As the royal governess, Marion Crawford played a major role in shaping the childhood and subsequent world-view of Queen Elizabeth II, but her story is largely unknown and has never been explored in much depth. The Governess brings ‘Crawfie’ to life.
The Governess tells the story of Marion ‘Crawfie’ Crawford, the progressive young working-class woman who, as royal governess for seventeen years, lived on the most intimate terms with Princess Margaret and the future Queen Elizabeth II. A long time member of the Windsors’ inner circle, Marion had a ringside seat to some of the most seismic events of the 20th century.
The castles and palaces may have housed a family frozen in time, but outside poverty and unemployment were breeding unrest in 1930s Britain, with Hitler’s ascent looming. If royalty was to survive, it must draw closer to the people. And so Marion took the princesses on tubes and buses, swimming at public baths, Christmas shopping at Woolworth’s.

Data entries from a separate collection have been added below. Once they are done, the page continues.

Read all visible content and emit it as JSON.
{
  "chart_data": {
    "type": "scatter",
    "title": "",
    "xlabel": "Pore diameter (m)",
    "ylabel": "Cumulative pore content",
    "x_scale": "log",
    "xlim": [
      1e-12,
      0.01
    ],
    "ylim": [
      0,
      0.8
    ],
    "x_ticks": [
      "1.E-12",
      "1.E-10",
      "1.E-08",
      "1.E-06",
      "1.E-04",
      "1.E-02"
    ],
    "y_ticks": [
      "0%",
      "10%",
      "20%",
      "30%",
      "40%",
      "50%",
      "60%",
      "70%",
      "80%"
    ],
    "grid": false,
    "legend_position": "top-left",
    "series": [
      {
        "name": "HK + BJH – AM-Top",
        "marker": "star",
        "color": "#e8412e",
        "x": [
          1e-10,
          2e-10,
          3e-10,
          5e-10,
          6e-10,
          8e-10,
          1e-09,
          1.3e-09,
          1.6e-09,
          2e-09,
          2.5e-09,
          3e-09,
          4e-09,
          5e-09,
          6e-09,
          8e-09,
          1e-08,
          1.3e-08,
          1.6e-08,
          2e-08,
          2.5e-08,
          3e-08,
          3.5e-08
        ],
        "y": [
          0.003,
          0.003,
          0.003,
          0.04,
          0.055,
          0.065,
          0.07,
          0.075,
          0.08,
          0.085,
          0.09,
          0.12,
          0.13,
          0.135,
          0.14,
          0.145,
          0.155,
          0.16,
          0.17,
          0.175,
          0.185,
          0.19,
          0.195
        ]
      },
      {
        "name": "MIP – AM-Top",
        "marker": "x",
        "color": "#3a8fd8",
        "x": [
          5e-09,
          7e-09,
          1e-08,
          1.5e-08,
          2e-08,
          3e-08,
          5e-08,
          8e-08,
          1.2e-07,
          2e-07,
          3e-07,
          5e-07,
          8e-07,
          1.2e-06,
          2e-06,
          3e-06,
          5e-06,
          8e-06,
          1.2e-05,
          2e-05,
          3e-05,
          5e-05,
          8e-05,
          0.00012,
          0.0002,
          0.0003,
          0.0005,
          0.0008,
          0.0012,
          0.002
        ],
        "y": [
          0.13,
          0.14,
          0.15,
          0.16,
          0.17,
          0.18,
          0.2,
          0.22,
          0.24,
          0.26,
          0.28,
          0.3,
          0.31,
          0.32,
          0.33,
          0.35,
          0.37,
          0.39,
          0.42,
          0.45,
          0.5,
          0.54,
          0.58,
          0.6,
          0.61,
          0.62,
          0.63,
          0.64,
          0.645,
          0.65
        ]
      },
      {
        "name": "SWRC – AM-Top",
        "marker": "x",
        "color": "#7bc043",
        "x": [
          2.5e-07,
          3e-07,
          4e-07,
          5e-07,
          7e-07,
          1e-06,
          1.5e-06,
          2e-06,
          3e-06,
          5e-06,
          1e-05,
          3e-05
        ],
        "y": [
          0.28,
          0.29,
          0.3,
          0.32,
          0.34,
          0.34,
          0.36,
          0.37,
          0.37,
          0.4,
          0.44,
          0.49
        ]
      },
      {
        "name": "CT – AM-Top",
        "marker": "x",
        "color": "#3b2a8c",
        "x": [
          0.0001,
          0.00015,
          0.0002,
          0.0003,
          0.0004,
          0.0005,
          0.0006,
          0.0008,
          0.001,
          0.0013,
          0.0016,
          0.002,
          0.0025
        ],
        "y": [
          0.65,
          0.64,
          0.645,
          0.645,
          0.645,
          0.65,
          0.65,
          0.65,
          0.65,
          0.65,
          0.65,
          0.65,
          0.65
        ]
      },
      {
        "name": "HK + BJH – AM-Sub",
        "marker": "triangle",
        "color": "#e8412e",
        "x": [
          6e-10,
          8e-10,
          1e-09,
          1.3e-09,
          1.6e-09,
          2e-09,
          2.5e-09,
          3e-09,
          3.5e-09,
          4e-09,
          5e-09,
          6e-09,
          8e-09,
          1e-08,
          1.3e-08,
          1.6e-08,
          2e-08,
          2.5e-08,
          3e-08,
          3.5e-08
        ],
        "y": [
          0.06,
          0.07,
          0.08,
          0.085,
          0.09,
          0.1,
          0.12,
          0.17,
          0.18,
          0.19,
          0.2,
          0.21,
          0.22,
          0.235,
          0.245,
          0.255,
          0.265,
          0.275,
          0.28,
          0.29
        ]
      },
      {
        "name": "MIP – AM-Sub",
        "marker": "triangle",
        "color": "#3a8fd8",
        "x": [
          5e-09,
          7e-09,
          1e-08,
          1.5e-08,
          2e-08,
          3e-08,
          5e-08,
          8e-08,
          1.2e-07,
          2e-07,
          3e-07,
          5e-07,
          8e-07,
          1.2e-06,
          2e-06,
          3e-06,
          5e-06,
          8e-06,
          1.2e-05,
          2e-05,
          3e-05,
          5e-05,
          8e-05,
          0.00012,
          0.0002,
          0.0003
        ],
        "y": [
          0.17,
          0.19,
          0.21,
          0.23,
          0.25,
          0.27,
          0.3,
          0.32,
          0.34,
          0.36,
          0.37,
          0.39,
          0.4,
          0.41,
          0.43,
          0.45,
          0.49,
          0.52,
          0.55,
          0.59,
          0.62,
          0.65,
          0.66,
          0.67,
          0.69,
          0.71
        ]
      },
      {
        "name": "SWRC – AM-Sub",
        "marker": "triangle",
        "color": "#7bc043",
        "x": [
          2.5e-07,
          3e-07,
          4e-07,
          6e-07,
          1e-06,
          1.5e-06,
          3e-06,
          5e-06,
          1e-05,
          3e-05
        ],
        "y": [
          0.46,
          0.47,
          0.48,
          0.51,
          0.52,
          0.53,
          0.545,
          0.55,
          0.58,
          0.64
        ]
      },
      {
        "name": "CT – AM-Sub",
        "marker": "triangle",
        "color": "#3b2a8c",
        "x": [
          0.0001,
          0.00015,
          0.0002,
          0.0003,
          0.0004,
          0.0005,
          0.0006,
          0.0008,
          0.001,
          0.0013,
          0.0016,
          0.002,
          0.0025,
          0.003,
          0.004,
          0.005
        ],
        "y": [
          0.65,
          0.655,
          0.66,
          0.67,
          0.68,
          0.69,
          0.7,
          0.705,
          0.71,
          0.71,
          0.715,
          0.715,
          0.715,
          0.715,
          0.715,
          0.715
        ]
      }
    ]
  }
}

Marion’s devotion meant personal sacrifices, and years of dedication counted for nothing once she published The Little Princesses, a loving, harmless account of life as a royal governess. It earned Marion the Windsors’ lasting fury.
This is a look into the childhood of the world’s longest reigning monarch: a story of conflict and contradiction, of state dinners and hunger marches, of a left-winger amongst the ultimate conservatives, of a modern woman in an ancient institution.